The Manageability Challenge Facing Hadoop

By George Gilbert | November 24, 2015

Premise

Even the most sophisticated customers are grappling with Hadoop’s operational complexity because of the number of moving pieces (see figure 1). Prospective customers as well as those who are still in proof-of-concept or pilot need to understand that there are no easy solutions.

Hadoop’s unprecedented pace of innovation comes precisely because it is an ecosystem, not a single product. Total cost of ownership (TCO) and manageability have to change in order for “big data” production applications to go mainstream. And if the Hadoop ecosystem doesn’t fix the problem, there are alternatives competing for attention.

HDP — **Figure 1: The individual projects that comprise a mainstream Hadoop distribution**
*Source: Hortonworks, Wikibon 2015*

Right now the customers with the skills to run Hadoop on-premises are Internet-centric companies and traditional leading-edge enterprise IT customers such as banks, telco’s, and large retailers. Solving the TCO and manageability problem won’t be easy. This research note outlines the trade-offs of several key alternatives:

running Hadoop-as-a-service,
using Spark as the computing core of Hadoop, or
building on the native services of the major cloud vendors such as AWS (Kinesis Firehose, DynamoDB, Redshift, etc.), Azure, or Google Cloud Platform while integrating specialized 3rd party services such as Redis.

dev-admin — Figure 2: For big data applications to reach mainstream enterprises administrators and developers need greater simplicity. Cloud native services can address some of the challenges but at the cost of choice and openness.
*Source: Wikibon 2015*

Manageability needs a definition in order to show how easily TCO can grow out of control.

Timothy Chou, the former head of Oracle Online, has published several books on managing cloud applications. The management categories are the same whether delivering a service or running an application on-premises even if the techniques and technologies are different: change management, availability, performance, and security.

Change management: Getting the entire hardware and software stack to work correctly and not touching it helps ensure error-free availability. But managing change is necessary because anything related to security, performance, or availability requires some sort of change.
Availability: Applications have to be able to withstand failure, including from changes and reconfigurations.
Performance: Admins need to be able to measure and analyze how well an application is working and make changes to tune or fix problems.
Security: Admins have to be able to identify users and control who can access what resources.

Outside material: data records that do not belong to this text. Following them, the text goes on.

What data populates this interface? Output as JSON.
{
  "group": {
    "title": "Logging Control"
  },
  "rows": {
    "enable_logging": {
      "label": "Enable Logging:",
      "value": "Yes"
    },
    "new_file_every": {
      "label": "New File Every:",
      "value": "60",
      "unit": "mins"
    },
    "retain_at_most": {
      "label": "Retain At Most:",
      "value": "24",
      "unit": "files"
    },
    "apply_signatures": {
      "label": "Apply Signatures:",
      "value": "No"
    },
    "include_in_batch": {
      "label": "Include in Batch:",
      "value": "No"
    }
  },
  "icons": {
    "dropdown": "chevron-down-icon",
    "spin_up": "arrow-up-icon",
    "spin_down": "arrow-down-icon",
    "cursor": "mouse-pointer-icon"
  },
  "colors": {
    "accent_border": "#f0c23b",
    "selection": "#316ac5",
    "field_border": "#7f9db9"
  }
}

Today, management is fractured. Just about every service has its own management tool or console to help customers operate things. It’s only a slight exaggeration to show Chou’s management categories in a table with all the layers in the application and infrastructure stack. Just monitoring performance for a range of applications shows how many different consoles are involved in this one cell in the table.

Figure 3: Management tasks can be divided into four categories overlaid on five layers of the application and infrastructure stack. Currently, management is more a kaleidoscope of consoles than a single pane of glass.
*Source: Wikibon 2015*

In a perfect world, a single suite of devops tools would build and manage the big data applications and their infrastructure. Once upon a time, telco’s actually lived in a world like this and their Network Operations Centers looked like this.

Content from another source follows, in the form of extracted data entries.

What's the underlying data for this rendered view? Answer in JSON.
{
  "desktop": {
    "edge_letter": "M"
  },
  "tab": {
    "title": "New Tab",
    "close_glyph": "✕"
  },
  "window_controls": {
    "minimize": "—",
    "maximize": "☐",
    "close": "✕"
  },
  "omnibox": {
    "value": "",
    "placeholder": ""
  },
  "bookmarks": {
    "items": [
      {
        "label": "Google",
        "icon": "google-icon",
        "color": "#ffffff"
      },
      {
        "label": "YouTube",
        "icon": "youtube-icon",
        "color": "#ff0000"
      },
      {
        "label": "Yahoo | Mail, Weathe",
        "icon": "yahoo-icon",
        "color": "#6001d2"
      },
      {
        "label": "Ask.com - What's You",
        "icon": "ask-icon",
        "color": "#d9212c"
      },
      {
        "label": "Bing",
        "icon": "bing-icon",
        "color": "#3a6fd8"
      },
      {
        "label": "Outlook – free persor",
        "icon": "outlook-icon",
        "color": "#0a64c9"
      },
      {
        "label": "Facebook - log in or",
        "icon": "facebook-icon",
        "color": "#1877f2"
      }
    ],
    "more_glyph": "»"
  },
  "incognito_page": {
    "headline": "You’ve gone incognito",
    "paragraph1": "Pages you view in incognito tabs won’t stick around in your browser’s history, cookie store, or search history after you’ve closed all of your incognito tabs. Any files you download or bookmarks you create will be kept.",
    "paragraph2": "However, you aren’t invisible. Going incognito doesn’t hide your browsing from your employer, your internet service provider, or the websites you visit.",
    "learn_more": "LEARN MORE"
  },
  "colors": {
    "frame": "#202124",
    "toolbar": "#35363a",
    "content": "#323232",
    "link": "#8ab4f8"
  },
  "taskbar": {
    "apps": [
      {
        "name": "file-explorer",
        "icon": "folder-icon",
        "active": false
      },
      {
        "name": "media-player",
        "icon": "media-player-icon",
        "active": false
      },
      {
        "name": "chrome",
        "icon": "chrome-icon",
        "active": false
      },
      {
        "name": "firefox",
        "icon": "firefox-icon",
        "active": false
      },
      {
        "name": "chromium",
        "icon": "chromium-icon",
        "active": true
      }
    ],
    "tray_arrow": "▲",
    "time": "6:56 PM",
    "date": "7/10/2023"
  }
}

Running Hadoop as a managed service simplifies some, but not all, of the management problems.

Attitudes about running Hadoop in the cloud are evolving more rapidly than running client-server applications, which are far more deeply rooted in on-premises infrastructure and operations. Wikibon has heard from many parts of the big data ecosystem that it has typically taken two years to get from proof-of-concept to production of at least one application.

Part of the problem is that Hadoop is so unlike the client-server applications that have dominated IT for decades. The problem is deeper than just scale-out versus scale-up architectures.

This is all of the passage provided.